BAIER: Sit down and shut up may do that. Who knows? Yochi, let's go to winners and losers. First winner, then loser.

DREAZEN: Winner, Ash Carter. His lifelong dream of becoming secretary of defense is finally coming true. Loser, Ash Carter, his lifelong dream of becoming secretary of defense is finally comes true. He gets to have the joy of running the Pentagon when budgets for defense are plummeting, when the Joint Chiefs of Staff are angry, when we have a faltering war against the Islamic State, when we have Russia on the march in eastern Europe, when we have China and its ships and its Navy moving in the Southeast China sea.

BAIER: But he has a card to play.

DREAZEN: He does. And that card is no president has ever had more than four secretaries of defense. He is number four. So he can say, hey, Mr. President, fire me.


BAIER: You don't want to be five.

DREAZEN: Make history.

BAIER: All right, Amy, winner and loser?

WALTER: My winner is John Boehner. I think that he had a pretty good week. The fact that this lame duck Congress, a lot of people had said he is not going to be able to keep his fractious conference together. It's going to explode and we're going to have a government shutdown. It doesn't look like any of that is coming true. They're going to be able to recess on time next week.

And for the loser, you have to look at southern Democrats this weekend. Saturday is the runoff in Louisiana where Senator Mary Landrieu is expected to lose.

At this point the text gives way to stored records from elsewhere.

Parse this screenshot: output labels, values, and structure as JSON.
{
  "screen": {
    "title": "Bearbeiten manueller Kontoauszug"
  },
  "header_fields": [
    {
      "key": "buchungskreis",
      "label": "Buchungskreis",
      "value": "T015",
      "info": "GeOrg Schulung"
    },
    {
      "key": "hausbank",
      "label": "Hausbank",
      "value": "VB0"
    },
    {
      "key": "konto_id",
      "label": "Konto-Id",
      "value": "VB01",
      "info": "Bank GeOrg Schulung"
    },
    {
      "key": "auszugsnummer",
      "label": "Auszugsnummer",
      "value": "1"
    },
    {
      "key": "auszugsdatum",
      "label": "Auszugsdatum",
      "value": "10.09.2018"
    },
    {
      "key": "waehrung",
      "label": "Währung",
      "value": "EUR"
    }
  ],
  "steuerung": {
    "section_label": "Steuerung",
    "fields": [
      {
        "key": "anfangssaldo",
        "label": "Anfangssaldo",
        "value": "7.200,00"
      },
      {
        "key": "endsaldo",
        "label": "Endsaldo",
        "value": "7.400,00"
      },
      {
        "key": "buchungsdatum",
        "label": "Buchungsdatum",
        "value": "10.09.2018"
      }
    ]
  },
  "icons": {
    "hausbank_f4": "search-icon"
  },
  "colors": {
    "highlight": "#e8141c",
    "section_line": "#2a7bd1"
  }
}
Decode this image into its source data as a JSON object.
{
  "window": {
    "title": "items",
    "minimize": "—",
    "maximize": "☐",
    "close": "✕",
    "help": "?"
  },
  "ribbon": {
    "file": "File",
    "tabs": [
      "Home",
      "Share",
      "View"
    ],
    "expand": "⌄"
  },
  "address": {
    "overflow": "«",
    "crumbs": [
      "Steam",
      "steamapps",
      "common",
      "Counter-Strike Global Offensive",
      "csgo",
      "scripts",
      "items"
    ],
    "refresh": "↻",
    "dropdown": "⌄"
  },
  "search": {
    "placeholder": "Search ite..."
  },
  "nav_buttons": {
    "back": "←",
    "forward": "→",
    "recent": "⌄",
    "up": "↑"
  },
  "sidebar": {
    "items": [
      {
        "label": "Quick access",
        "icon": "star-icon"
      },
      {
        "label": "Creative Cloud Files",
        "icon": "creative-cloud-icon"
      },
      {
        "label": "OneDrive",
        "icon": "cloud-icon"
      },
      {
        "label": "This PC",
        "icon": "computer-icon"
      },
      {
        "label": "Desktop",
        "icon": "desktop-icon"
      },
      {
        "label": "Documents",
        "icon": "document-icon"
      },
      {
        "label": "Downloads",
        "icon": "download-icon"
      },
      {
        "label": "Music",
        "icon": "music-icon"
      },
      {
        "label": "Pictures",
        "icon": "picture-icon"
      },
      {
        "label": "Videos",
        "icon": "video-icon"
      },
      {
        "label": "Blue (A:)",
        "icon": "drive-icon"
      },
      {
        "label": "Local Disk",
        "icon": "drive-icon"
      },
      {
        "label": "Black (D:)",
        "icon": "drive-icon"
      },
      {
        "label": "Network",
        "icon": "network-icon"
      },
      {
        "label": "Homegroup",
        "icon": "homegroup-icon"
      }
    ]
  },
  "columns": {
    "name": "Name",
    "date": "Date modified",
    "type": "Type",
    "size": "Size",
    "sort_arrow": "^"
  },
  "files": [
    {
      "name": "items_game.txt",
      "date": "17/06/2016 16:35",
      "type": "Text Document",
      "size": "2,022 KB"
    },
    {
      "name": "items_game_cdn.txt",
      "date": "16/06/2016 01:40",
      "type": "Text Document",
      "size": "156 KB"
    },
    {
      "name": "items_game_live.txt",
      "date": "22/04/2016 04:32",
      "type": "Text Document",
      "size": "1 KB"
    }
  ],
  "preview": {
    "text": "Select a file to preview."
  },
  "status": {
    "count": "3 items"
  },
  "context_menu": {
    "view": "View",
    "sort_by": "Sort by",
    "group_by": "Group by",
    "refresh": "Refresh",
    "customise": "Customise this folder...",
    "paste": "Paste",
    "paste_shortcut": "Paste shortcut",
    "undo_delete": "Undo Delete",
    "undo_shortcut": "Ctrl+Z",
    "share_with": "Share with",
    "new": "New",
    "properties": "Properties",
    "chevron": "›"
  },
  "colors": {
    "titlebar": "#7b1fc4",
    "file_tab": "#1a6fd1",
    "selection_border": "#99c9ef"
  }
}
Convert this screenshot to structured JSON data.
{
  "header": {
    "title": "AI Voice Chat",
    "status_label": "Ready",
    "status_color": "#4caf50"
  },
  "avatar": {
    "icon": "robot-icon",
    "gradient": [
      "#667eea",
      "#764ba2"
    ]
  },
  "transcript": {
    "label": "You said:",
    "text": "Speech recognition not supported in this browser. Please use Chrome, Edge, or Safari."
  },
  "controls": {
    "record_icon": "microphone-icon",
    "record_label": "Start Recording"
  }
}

And there is now only -- there are only three Democrats in the south, two of them are in the Senate, two of them are in Virginia, one in Florida.

BAIER: Super quick.

HAYES: My winner is Chris Christie for reasons we discussed before.  My loser is Rolling Stone magazine because of the thing, the issues laid out in Doug McKelway's piece, and the fact when they semi-retracted their story they seemed to blame their source, saying we shouldn't have put so much trust in the source -- that's not a good way to retract it.